Under copyright law, a joint work is a work created by two or more people who share equal interests in the finished product. In order to be considered a joint work, the contributions of all of the authors must be interdependent and inseparable. Thus, if someone writes a forward to a book written by someone else, this is not a joint work, but if a writer and illustrator collaborate to make a children's book, for example, they would be considered joint creators. Works for hire can also be considered joint works, with the company or person that commissions the work having an equal interest in the copyright of the work.
Books, journal articles, musical compositions, and works of art can all be joint works. The size of a contribution does not matter. If someone contributed to a joint work, that person shares an equal part of the copyright and has equal rights. The creators may establish a contract to clarify certain points of their collaboration.

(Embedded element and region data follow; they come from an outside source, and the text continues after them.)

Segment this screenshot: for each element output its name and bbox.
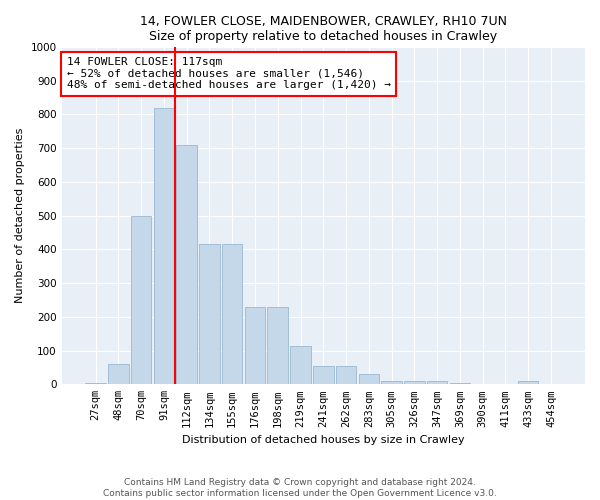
Bar xyxy=(313,366,334,384)
X-axis label: Distribution of detached houses by size in Crawley: Distribution of detached houses by size … xyxy=(182,435,464,445)
Bar xyxy=(404,381,425,384)
Bar xyxy=(85,382,106,384)
Bar xyxy=(108,364,128,384)
Y-axis label: Number of detached properties: Number of detached properties xyxy=(15,128,25,304)
Text: Contains HM Land Registry data © Crown copyright and database right 2024.
Contai: Contains HM Land Registry data © Crown c… xyxy=(103,478,497,498)
Bar xyxy=(336,366,356,384)
Bar xyxy=(382,381,402,384)
Bar xyxy=(518,381,538,384)
Bar xyxy=(359,374,379,384)
Bar xyxy=(199,244,220,384)
Bar xyxy=(427,381,448,384)
Title: 14, FOWLER CLOSE, MAIDENBOWER, CRAWLEY, RH10 7UN
Size of property relative to de: 14, FOWLER CLOSE, MAIDENBOWER, CRAWLEY, … xyxy=(140,15,507,43)
Bar xyxy=(290,346,311,385)
Text: 14 FOWLER CLOSE: 117sqm
← 52% of detached houses are smaller (1,546)
48% of semi: 14 FOWLER CLOSE: 117sqm ← 52% of detache… xyxy=(67,57,391,90)
Bar xyxy=(154,108,174,384)
Bar xyxy=(222,244,242,384)
Bar xyxy=(245,306,265,384)
Bar xyxy=(176,145,197,384)
Bar xyxy=(131,216,151,384)
Bar xyxy=(268,306,288,384)
Bar xyxy=(449,382,470,384)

A joint author has the right to assign nonexclusive rights to another party without consulting the other authors. Likewise, joint authors can transfer their interest in the work to someone else, as when someone wills a share in a copyrighted work to heirs. Parties to a joint work cannot assign exclusive rights without the consent of the other authors. They must also account for any profits they earn by exploiting the work.
The contributions to a joint work are meant to be viewed as part of a seamless and interconnected whole. Without the work of one of the contributors, the piece would not be finished. Authors may choose to explicitly identify their contributions to the work, as when authors write alternating chapters of a book, but they are not required to. The contributors are usually named, but in the case of people like ghostwriters, a contributor's name may be publicly left off the finished joint work.
There are situations where it may not be to someone's advantage to have a finished product classified as a joint work. Some people like to be able to control all of the ways that their work is used and they may not like the idea that other contributors can assign non-exclusive copyrights without consent. Likewise, if conflict arises between the creators, it may be difficult to reach agreements about issues pertaining to the work that do require input from all the authors.